Emerging evidence suggest a greater role for B cells and antibodies of humoral immune response against MTB [30,31]. This evidence, as well as the mechanisms of defense against MTB infection by B cells and antibodies, have been extensively discussed in several reviews [32,33]. The results of the present study indicate that IgM is associated with drug-resistant TB. Antibody production reflects the magnitude of infection. Indeed, it has been reported that antibody levels are higher and more frequent in multi-bacillary than in pauci-bacillary forms of the disease [34]. Studies have also shown that high bacillary count (3+) could be a marker of MDR-TB [35]. Therefore, drug-resistant TB patients are likely to have higher levels of antibody. However, further studies are needed to determine why only IgM is elevated in drug- resistant TB patients more than other antibodies. IgM is the first antibody to be synthesized and secreted in humoral immunity. It is possible that the patients in this study were at this stage of humoral immunity, hence the differences seen in antibodies. In addition, infection state (active TB versus LTBI), TB recurrence, and bacterial burden affect MTB antigen-specific IgG response, and probably also affect IgM response [36]. Factors such as individual genetic differences, nutritional status, and extent of disease may be responsible for the differences reflected in these results.
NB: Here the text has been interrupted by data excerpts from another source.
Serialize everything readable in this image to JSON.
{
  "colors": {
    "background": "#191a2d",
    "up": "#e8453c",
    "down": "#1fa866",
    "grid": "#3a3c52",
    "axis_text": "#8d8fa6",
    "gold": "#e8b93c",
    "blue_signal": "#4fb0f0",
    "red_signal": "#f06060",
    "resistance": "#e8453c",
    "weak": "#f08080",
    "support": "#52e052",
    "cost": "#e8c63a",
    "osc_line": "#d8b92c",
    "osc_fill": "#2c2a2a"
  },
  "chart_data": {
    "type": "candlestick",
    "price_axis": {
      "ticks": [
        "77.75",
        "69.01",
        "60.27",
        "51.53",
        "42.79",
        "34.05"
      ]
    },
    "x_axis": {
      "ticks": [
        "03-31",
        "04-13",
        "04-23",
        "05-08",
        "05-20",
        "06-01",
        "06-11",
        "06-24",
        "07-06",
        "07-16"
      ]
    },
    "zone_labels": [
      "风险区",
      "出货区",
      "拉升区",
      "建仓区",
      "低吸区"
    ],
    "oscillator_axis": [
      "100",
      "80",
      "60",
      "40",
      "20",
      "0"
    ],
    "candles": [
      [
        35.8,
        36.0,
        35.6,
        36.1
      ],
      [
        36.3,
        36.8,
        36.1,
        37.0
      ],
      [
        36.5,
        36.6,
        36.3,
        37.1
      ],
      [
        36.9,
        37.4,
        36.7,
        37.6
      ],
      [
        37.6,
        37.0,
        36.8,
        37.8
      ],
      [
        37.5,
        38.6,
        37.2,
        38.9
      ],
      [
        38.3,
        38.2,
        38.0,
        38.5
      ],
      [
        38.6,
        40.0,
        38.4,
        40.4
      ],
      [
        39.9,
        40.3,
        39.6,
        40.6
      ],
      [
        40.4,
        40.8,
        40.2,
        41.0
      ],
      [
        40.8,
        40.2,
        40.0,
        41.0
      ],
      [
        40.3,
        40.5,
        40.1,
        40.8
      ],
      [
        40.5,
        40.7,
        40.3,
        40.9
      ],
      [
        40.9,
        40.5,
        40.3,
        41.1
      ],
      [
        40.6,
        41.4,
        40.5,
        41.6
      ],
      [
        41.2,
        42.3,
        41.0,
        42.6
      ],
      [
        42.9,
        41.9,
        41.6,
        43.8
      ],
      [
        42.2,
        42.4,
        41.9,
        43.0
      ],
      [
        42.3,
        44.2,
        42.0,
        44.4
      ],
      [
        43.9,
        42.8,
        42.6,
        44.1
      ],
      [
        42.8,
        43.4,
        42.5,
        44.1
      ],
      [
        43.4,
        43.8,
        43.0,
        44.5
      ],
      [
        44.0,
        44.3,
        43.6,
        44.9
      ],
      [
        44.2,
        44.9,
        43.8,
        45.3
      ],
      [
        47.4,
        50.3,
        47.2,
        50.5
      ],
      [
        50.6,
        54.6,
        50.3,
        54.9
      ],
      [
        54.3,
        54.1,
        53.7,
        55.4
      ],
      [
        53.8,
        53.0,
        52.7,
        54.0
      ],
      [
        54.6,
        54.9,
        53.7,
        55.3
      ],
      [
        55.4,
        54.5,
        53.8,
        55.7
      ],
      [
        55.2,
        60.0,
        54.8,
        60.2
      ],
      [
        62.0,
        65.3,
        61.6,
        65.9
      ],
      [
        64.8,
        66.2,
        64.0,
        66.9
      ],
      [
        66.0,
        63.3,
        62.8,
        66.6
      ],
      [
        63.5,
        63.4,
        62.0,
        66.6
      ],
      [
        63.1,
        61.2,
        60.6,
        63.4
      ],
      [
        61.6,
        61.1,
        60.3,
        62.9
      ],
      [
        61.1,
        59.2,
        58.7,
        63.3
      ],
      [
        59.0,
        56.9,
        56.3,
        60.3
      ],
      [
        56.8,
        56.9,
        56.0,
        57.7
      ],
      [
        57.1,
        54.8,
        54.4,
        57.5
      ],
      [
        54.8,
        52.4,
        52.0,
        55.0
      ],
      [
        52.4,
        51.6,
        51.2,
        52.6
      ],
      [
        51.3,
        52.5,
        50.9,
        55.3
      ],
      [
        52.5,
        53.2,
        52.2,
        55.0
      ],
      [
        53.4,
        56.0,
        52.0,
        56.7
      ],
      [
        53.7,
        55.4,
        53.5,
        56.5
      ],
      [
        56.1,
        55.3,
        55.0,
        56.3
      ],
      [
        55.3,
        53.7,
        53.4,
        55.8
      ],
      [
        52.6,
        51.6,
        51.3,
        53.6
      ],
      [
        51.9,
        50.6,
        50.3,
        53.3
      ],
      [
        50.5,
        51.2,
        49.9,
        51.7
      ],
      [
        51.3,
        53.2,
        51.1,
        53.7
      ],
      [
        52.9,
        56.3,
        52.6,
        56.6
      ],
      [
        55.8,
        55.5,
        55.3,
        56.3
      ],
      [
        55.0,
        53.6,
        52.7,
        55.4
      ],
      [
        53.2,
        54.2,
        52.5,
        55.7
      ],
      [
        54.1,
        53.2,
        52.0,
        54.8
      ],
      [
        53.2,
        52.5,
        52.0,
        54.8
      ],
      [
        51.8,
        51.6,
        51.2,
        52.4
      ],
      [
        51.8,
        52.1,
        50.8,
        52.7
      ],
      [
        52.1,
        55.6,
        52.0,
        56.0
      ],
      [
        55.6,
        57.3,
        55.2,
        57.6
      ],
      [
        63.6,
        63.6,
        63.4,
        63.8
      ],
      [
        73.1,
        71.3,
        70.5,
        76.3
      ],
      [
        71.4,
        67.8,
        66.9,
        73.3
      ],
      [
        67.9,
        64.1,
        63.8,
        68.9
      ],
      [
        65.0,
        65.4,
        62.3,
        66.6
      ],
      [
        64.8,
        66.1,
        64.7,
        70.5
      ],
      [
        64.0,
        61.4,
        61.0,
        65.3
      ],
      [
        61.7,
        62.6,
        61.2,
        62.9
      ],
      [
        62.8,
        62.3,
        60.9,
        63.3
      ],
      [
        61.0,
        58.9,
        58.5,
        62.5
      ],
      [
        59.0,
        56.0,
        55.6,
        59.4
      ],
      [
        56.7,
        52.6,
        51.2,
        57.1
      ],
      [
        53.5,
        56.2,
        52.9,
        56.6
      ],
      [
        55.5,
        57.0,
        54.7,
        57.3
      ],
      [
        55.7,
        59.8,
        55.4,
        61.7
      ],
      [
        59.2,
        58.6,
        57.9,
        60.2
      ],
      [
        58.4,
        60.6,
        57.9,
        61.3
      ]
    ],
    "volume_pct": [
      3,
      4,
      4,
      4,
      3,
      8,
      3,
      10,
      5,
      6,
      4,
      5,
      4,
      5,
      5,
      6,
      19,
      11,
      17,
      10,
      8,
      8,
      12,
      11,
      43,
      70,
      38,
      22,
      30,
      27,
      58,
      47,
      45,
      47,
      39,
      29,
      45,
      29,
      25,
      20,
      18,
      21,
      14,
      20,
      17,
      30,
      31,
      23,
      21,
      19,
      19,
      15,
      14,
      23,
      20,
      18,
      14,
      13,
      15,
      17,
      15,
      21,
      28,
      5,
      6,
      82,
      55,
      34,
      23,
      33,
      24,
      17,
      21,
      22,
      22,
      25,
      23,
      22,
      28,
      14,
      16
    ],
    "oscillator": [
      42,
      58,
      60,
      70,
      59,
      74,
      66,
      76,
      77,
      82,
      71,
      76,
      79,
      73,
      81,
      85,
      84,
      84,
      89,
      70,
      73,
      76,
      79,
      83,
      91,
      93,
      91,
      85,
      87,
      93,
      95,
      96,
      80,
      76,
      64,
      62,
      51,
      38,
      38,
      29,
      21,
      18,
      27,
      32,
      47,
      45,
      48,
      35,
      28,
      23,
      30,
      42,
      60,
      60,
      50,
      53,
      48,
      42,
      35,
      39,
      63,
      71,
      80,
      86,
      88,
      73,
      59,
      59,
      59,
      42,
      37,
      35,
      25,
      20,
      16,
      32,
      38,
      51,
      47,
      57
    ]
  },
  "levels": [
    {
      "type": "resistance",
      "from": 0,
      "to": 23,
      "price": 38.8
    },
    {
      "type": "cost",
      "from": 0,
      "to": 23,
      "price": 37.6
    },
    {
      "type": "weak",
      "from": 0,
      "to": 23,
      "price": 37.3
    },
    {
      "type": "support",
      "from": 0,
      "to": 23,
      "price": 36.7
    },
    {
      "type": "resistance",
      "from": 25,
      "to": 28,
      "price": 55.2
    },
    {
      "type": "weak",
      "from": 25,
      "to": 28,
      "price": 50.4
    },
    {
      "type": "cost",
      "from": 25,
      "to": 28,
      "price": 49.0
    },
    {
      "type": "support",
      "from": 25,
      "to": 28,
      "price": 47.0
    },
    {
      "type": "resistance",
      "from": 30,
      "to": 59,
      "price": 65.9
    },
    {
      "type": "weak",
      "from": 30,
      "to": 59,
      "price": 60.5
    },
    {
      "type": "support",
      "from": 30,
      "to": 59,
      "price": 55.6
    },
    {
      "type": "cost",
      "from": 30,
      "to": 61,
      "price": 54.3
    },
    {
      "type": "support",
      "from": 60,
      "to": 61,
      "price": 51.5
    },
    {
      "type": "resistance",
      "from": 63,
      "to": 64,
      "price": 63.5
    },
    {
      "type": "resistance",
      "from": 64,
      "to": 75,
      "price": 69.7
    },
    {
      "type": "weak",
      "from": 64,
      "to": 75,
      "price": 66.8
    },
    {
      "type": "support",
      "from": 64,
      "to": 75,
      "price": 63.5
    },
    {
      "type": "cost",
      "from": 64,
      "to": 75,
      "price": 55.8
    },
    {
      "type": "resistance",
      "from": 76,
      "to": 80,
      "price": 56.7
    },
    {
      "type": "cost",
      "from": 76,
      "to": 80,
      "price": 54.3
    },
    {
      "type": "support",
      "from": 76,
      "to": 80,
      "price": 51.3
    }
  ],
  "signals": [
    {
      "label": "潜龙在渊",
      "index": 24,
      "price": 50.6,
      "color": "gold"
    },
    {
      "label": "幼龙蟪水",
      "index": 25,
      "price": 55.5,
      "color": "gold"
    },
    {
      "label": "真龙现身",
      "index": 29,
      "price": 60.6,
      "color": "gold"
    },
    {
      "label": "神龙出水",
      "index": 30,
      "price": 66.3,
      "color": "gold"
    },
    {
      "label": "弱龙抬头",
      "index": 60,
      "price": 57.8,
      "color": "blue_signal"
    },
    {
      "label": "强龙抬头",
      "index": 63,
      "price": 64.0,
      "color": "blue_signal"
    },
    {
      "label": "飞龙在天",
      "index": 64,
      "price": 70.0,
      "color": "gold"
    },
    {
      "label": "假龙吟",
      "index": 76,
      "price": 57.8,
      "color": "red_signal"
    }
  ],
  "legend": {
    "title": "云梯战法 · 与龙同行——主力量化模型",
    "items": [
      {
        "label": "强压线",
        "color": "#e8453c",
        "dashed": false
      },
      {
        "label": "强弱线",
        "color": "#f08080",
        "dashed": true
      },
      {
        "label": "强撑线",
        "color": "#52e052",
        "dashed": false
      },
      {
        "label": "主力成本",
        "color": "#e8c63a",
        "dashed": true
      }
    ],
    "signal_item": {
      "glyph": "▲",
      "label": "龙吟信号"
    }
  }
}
It is not clear whether alteration of immune factors is a cause or a consequence of drug resistance. Recently, a study suggested that the frequency of circulatory Treg, a subset of CD4+ T cells, was higher in active MDR-TB patients than in drug-susceptible TB patients, although the difference was not statistically significant [37]. However, after a 6-month anti-TB treatment, the frequency of Treg decreased to healthy control levels in both drug-susceptible TB and MDR TB patients [37]. Another study showed that isoniazid significantly reduced MTB antigen-specific immune responses by inducing apoptosis in activated CD4+ T cells [38]. This also demonstrates that drug resistance might lead to alteration in CD4+ T cells. Further studies are necessary to ascertain whether this conclusion is applicable to other immune indicators.

Study limitations

The present study had several limitations. In the first place, since it was carried out in a hospital, the validity of application of the results to populations in other settings may be limited. Secondly, it was a retrospective, case-control study based only on analyses of data on factors that were routinely recorded in the hospital. Thus, it was not possible to analyze other potential factors such as unemployment, income, education, treatment adherence, and imprisonment. Thirdly, data on CXR score was not included.

Conclusions

This study established an association between drug-resistant TB and IgM, CD3, and CD4. These findings strongly imply that successful control of drug-resistant TB requires greater attention to re-treatment pulmonary TB patients to ensure that they receive standard and regular treatment regimens. Moreover, greater emphasis should be placed on the immune function of TB patients when developing treatment regimens. For further studies, we should emphasize the pathways involved in the induction of Th cells and the relevance of improved diagnostic tools in MDR-TB patients.